Le MuCem, un phare pour Marseille, Maryse Verfaillie.

Inauguré en juin 2013, dans le cadre de l’évènement MP 13 (Marseille Provence, capitale de la culture européenne), le MuCEM (Musée des Civilisations de l’Europe et de la Méditerranée) est le premier musée national délocalisé en région.

Le MuCEM a l’ambition d’être une cité culturelle, un endroit qui n’accueille pas que des expositions mais aussi des débats, des rencontres, des spectacles. Bref, qu’il soit un lieu de vie, ouvert aux vents et aux idées,  une sorte de Centre Pompidou marseillais.

Son succès a été immédiat et enthousiaste.
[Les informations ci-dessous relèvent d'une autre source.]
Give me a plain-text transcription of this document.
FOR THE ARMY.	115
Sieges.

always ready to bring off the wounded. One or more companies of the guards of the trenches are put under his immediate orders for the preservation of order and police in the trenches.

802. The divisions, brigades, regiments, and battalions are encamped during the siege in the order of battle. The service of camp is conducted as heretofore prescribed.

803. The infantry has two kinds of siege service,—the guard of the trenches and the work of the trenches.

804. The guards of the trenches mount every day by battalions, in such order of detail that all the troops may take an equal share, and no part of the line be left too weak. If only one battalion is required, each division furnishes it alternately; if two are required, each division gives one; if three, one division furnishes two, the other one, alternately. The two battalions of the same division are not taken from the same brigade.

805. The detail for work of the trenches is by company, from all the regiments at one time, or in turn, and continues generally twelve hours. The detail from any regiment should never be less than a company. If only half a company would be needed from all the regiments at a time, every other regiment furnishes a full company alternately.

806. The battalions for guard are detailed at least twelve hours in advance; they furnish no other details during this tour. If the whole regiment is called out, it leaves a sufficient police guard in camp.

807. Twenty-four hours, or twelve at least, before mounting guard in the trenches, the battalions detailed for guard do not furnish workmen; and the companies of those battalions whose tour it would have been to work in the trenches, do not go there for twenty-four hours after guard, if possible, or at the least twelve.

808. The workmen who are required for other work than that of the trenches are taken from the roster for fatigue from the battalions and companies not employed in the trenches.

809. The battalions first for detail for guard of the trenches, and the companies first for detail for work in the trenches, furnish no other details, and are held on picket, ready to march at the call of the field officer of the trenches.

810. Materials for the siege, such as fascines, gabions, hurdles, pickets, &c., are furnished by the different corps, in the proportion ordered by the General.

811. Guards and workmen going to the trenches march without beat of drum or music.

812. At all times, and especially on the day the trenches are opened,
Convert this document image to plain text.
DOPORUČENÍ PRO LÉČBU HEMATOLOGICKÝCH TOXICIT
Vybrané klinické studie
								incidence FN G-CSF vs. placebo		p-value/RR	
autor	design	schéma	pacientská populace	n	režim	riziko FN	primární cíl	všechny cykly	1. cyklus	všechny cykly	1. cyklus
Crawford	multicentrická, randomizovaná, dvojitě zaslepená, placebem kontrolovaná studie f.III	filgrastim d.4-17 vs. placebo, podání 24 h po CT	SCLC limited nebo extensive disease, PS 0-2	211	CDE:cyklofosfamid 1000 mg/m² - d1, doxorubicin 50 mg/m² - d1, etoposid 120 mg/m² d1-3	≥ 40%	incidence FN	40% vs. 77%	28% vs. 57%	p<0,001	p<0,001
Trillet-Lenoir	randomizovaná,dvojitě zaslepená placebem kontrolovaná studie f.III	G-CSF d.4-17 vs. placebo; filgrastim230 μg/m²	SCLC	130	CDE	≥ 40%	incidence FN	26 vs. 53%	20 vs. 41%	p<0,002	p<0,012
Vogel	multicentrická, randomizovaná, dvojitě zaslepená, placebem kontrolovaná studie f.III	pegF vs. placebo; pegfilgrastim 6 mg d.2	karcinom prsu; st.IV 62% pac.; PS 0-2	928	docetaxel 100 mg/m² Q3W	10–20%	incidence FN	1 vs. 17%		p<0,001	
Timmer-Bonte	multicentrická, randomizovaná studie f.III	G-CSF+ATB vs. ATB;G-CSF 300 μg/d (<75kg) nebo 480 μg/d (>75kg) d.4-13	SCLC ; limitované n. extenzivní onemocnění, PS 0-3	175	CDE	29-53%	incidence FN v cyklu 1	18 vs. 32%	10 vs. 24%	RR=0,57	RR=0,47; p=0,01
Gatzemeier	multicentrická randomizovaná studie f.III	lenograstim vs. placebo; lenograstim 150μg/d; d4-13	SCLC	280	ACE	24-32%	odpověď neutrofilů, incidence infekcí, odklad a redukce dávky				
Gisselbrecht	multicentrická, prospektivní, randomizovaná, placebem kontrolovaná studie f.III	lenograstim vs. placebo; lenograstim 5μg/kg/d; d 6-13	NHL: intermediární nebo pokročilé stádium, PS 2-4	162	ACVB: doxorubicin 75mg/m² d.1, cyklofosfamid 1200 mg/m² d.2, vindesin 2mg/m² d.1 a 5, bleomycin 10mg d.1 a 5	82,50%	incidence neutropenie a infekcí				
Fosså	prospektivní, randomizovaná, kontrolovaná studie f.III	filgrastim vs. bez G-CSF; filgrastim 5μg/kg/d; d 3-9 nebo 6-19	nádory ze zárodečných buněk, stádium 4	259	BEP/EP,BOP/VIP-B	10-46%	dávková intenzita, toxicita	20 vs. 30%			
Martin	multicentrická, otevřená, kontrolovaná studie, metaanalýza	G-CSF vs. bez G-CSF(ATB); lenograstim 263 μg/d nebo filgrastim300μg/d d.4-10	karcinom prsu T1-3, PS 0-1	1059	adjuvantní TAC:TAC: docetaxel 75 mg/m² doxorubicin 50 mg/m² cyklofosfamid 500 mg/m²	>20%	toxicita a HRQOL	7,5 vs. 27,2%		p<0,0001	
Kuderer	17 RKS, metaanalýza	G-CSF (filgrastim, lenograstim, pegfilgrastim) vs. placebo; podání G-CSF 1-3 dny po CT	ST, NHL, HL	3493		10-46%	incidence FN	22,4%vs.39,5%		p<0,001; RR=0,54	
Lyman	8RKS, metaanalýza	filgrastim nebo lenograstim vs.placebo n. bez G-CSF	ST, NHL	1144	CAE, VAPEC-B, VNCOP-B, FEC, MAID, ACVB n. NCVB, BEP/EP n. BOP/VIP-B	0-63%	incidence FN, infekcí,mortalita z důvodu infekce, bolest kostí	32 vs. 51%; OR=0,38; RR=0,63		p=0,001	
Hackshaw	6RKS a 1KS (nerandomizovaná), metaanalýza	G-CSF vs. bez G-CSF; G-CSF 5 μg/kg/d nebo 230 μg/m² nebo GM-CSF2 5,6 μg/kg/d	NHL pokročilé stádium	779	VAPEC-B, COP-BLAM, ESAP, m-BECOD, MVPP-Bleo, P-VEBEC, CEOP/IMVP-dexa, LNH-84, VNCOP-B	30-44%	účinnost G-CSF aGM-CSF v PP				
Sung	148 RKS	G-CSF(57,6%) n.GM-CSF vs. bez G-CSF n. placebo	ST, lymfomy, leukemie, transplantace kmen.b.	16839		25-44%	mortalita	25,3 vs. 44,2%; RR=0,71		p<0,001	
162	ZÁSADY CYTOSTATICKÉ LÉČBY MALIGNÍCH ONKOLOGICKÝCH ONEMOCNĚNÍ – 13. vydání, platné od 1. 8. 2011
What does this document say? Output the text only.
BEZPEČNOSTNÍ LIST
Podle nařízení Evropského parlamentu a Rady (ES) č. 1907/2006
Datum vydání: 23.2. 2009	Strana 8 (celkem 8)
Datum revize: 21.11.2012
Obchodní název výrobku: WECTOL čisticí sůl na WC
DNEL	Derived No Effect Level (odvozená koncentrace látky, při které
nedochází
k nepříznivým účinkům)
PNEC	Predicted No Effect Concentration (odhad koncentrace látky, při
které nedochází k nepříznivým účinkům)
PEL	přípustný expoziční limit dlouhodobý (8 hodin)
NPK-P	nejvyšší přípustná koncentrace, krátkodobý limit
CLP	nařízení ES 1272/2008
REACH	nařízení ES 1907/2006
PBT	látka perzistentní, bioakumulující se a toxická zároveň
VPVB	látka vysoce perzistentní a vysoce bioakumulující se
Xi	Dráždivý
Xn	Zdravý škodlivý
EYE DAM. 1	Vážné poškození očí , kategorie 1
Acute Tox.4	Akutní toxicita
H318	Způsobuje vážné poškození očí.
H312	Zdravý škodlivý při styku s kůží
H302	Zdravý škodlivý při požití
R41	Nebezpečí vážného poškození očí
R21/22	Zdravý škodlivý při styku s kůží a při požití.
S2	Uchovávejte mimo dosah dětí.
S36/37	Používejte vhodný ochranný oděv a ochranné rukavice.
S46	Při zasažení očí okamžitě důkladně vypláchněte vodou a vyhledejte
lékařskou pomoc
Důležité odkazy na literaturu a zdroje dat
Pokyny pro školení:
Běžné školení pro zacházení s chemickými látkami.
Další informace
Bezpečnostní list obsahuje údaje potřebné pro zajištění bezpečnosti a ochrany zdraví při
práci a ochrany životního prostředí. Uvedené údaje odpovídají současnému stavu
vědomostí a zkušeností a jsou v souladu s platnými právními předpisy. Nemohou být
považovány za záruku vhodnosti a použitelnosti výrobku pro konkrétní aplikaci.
Cela suffira-t-il à changer l’image quelque peu ternie de l’antique cité phocéenne ?

Le J4, navire amiral du MuCEM, dessiné par Rudy Ricciotti.

Le J4, navire amiral du MuCEM, dessiné par Rudy Ricciotti.

Le MuCEM, côté mer : un joyau architectural

Ouvert à l’ensemble des expressions artistiques et culturelles  il se veut rassembleur des    pays riverains de la mer Méditerranée, ouvert au dialogue des civilisations. Il est constitué de trois sites répartis sur 40 000 m2, du port à la Belle de Mai, en plein centre de Marseille. Côté mer : le bâtiment moderne réalisé par Rudy Ricciotti et le Fort Saint Jean réhabilité par Roland Carta. Côté terre : le CCR (Centre de Conservation et de Ressources) situé à la caserne du Muy réhabilitée par Corinne Vezzoni.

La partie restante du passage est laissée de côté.